En ese sentido, señala que recientemente se detectó un globo transitando por el espacio aéreo soberano de la república y la administración Biden no había hecho nada al respecto.
“Se supo que se trataba de un globo espía que transmitía información de locaciones donde estaban situadas instalaciones militares, algunas de carácter estratégico para los planes de EEUU. Se sabe que la República Popular China está espiando a Estados Unidos, robando propiedad intelectual, compitiendo deslealmente y persiguiendo a ciudadanos norteamericanos de origen chino en suelo estadounidense y el Gobierno no hace absolutamente nada”, subraya.
De acuerdo con el doctor Marrero, integrantes de la primera familia de Estados Unidos “ha recibido pagos directos de entidades vinculadas con el Partido Comunista Chino y a la República Popular China. De eso no me queda ninguna duda y lo denuncié hace dos años”.
Añade que eso implica un gran compromiso y un conflicto de intereses, “y de ahí su política exterior incoherente”.
Atribuye a esta situación la política inconsistente y recuerda que EEUU tiene ya una deuda exterior que sobrepasa los 34 trillones de dólares. “China es de los que tiene una gran parte de esa deuda como acreedor. Se toma dinero prestado para armar a Ucrania, pero es el dinero del aliado de Rusia”.
Ayuda militar
En agosto de 2023, EEUU anunció la aprobación de ayuda militar a Taiwán.
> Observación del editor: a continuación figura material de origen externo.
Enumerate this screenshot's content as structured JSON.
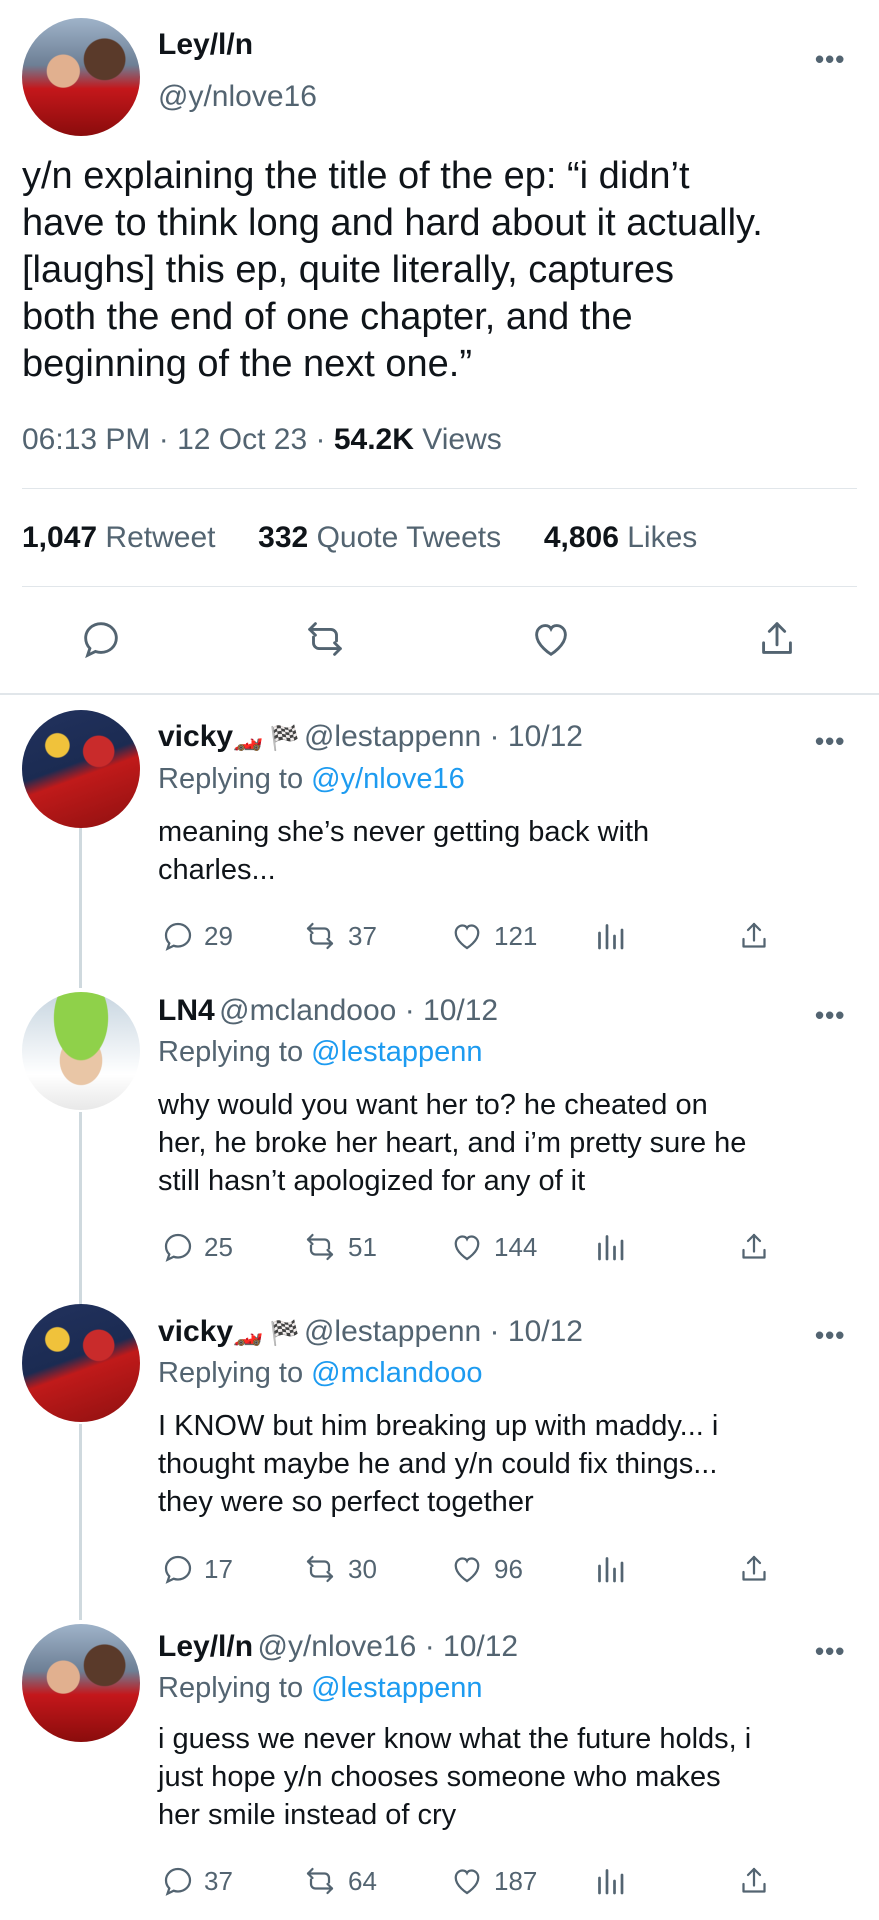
{
  "main_tweet": {
    "display_name": "Ley/l/n",
    "handle": "@y/nlove16",
    "text_lines": [
      "y/n explaining the title of the ep: “i didn’t",
      "have to think long and hard about it actually.",
      "[laughs] this ep, quite literally, captures",
      "both the end of one chapter, and the",
      "beginning of the next one.”"
    ],
    "time": "06:13 PM",
    "date": "12 Oct 23",
    "views_count": "54.2K",
    "views_label": "Views",
    "retweets_count": "1,047",
    "retweets_label": "Retweet",
    "quotes_count": "332",
    "quotes_label": "Quote Tweets",
    "likes_count": "4,806",
    "likes_label": "Likes",
    "more": "•••"
  },
  "replies": [
    {
      "display_name": "vicky",
      "emoji": "🏎️ 🏁",
      "handle": "@lestappenn",
      "date": "10/12",
      "replying_prefix": "Replying to",
      "replying_to": "@y/nlove16",
      "text_lines": [
        "meaning she’s never getting back with",
        "charles..."
      ],
      "replies": "29",
      "retweets": "37",
      "likes": "121"
    },
    {
      "display_name": "LN4",
      "emoji": "",
      "handle": "@mclandooo",
      "date": "10/12",
      "replying_prefix": "Replying to",
      "replying_to": "@lestappenn",
      "text_lines": [
        "why would you want her to? he cheated on",
        "her, he broke her heart, and i’m pretty sure he",
        "still hasn’t apologized for any of it"
      ],
      "replies": "25",
      "retweets": "51",
      "likes": "144"
    },
    {
      "display_name": "vicky",
      "emoji": "🏎️ 🏁",
      "handle": "@lestappenn",
      "date": "10/12",
      "replying_prefix": "Replying to",
      "replying_to": "@mclandooo",
      "text_lines": [
        "I KNOW but him breaking up with maddy... i",
        "thought maybe he and y/n could fix things...",
        "they were so perfect together"
      ],
      "replies": "17",
      "retweets": "30",
      "likes": "96"
    },
    {
      "display_name": "Ley/l/n",
      "emoji": "",
      "handle": "@y/nlove16",
      "date": "10/12",
      "replying_prefix": "Replying to",
      "replying_to": "@lestappenn",
      "text_lines": [
        "i guess we never know what the future holds, i",
        "just hope y/n chooses someone who makes",
        "her smile instead of cry"
      ],
      "replies": "37",
      "retweets": "64",
      "likes": "187"
    }
  ],
  "colors": {
    "link": "#1d9bf0",
    "muted": "#536471",
    "text": "#0f1419",
    "divider": "#e1e6ea"
  }
}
El Departamento de Estado informó al Congreso de un paquete de 80 millones de dólares, el cual se enmarca dentro de la llamada Financiación Militar Extranjera.
También en 2023, Taiwán y EEUU firmaron un acuerdo comercial para afianzar las relaciones económicas. El pasado 13 de febrero, Estados Unidos aprobó un paquete de ayuda para Ucrania, Israel y Taiwán.
En el proyecto de ley se asignaron USD 60.000 millones en financiación para Ucrania, USD 14.000 millones para respaldar las operaciones militares de Israel y Estados Unidos en la región, así como más de USD 8.000 millones para apoyar a los socios estadounidenses en la región del Indo Pacífico, entre ellos Taiwán.